Tweed Shire Council has knocked back a bid by billionaire developer Bob Ell for almost $9 million in road contribution fees for his Cobaki subdivision to be dropped in lieu of roadworks in Queensland.
Tweed mayor Barry Longland said he ‘thought it was a joke at first’ that the developer was ‘asking us for credit for work they’ll do in Queensland’.
But the owner of the Leda development group wasted no time in lodging an appeal to the Land and Environment Court against the decision by Council seeking $8.7 million in fees due for the Cobaki housing estate’s first 917 residential lots.
A hearing has already set for January 14.
The state government approved the subdivision for the township of around 5,500 homes at Cobaki, just across the border, in 2010 while the Joint Regional Planning Panel (JRPP) ticked off Leda Manorstead’s first stages in May last year.
The development, on the Tweed Shire side of the border, will initially only have entry from Boyd Street in Tugun on the Gold Coast and a condition of consent was for the developer to upgrade the intersection of Boyd Street with the Gold Coast Highway at a cost of around $4 million.
Leda was also to extend and widen Boyd Street to four lanes and build a roundabout at Inland Drive, all up a total cost of around $9.5 million.
But now Leda wants Council to drop the $8.7 million in Tweed Road Contribution Plan (TRCP) levies by discounting the roadworks and crediting the balance for future fees.
In a letter to Council from its lawyers, Leda said the Boyd Street works would provide access and additional capacity to the Gold Coast from the Tweed Shire ‘well in excess of the demand generated by the Cobaki development’.
The extra capacity, Leda argued, would also provide a benefit to other new housing developments in Tweed Shire south of Cobaki, such as The Rise and at Bilambil Heights, which are currently on hold ‘due to this very traffic-capacity issue’.

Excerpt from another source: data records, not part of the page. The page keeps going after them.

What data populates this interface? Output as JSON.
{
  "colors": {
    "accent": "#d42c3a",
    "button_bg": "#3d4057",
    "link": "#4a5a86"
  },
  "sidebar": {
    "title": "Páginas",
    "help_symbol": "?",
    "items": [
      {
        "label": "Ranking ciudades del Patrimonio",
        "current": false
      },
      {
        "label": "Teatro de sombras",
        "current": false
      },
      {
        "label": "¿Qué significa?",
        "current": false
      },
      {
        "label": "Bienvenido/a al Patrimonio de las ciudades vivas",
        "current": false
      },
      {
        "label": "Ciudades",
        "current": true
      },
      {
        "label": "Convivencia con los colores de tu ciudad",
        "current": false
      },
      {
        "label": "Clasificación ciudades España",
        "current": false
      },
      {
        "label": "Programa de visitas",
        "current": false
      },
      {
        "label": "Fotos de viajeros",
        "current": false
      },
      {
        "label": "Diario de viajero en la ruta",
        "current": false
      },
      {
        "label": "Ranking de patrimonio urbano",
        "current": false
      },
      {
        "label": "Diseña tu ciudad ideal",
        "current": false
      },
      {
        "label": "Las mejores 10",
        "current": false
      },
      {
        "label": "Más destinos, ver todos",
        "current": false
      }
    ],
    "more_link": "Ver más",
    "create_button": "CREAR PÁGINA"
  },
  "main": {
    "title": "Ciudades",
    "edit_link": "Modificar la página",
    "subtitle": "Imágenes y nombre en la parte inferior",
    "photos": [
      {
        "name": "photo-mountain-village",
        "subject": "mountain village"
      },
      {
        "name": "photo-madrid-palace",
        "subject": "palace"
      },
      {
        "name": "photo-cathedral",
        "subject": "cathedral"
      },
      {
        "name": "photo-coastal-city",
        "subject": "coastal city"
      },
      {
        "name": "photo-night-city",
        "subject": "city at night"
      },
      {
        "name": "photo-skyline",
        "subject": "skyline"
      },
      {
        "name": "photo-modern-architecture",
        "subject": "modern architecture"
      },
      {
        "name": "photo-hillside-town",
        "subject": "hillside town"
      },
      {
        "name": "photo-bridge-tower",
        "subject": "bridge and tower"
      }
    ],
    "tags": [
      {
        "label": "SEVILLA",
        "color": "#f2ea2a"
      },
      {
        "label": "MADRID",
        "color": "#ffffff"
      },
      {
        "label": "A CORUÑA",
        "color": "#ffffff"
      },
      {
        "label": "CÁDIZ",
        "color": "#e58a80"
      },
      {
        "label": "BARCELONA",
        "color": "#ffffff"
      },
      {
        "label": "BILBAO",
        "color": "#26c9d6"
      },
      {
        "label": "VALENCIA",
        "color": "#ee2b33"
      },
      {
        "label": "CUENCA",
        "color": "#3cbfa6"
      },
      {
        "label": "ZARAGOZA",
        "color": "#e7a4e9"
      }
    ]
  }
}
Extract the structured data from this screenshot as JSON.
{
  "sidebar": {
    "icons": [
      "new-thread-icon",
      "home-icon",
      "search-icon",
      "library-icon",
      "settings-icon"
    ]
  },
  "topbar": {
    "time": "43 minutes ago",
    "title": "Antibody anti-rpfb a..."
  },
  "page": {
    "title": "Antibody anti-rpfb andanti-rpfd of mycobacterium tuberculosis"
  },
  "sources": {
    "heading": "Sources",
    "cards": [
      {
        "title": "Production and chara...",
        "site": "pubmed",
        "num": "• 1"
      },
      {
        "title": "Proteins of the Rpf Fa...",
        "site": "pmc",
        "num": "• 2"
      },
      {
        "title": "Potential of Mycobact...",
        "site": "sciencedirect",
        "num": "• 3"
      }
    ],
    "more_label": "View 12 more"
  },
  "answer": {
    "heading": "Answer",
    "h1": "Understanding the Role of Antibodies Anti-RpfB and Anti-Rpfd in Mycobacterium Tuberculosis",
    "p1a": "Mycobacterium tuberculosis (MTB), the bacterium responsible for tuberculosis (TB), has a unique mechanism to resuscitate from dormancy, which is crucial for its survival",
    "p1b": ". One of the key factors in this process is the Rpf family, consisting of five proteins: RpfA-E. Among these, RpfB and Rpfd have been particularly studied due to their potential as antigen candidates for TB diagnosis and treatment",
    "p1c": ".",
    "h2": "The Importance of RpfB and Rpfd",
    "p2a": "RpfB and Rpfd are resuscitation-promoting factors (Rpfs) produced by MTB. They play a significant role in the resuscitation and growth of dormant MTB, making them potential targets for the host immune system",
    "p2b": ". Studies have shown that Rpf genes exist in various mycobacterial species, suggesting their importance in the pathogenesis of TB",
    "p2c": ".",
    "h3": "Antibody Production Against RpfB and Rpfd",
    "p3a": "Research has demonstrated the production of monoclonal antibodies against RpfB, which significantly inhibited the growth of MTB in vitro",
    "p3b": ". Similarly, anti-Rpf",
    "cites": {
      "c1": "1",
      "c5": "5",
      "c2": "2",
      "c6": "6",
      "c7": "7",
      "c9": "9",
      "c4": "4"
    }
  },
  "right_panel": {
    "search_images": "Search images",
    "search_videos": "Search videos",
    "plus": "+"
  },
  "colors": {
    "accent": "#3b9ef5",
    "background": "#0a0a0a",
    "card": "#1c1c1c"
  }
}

The letter warned Council it would take it to court if it did not accept the request.
But staff then sought its own legal advice, and concluded ‘there are a few compelling reasons to support the request to delete the TRCP contributions’.
In their report, staff said deeds of agreement existed between the developer, Gold Coast City Council, Tweed Shire Council and the Queensland Department of Main Roads dealing with the road infrastructure required on each side of the border.
‘These deeds remain current, and clearly set down obligations of the road authorities and the proponent with respect to the provision of road infrastructure,’ staff said.
In response to Leda’s claim that ‘the Queensland location of the works is irrelevant’ when considering those works as part of the contributions, staff said there was no ministerial approval to include them in the fee plan.
Staff said the TRCP can only apportion costs to NSW developments and the Boyd Street works would also significantly benefit the Gold Coast by improving access to places such as John Flynn Hospital, Gold Coast Airport, the desalination plant at Tugun and other housing development and community and sporting facilities there.
‘The TRCP is unable to further apportion costs on these developments, and it is a reflection of the deeds that Leda has voluntarily undertaken that they will bear the full costs of these works without the Queensland authorities paying their share.’
Cr Carolyn Byrne was the only one to back the developer’s bid in the 6–1 vote.
The relationship between Leda and Tweed Council has been testy at the best of times, with the developer producing and making great play of ‘secret dossiers’ last year that were critical of staff, environmentalists and others who Leda claims were being obstructive to their plans.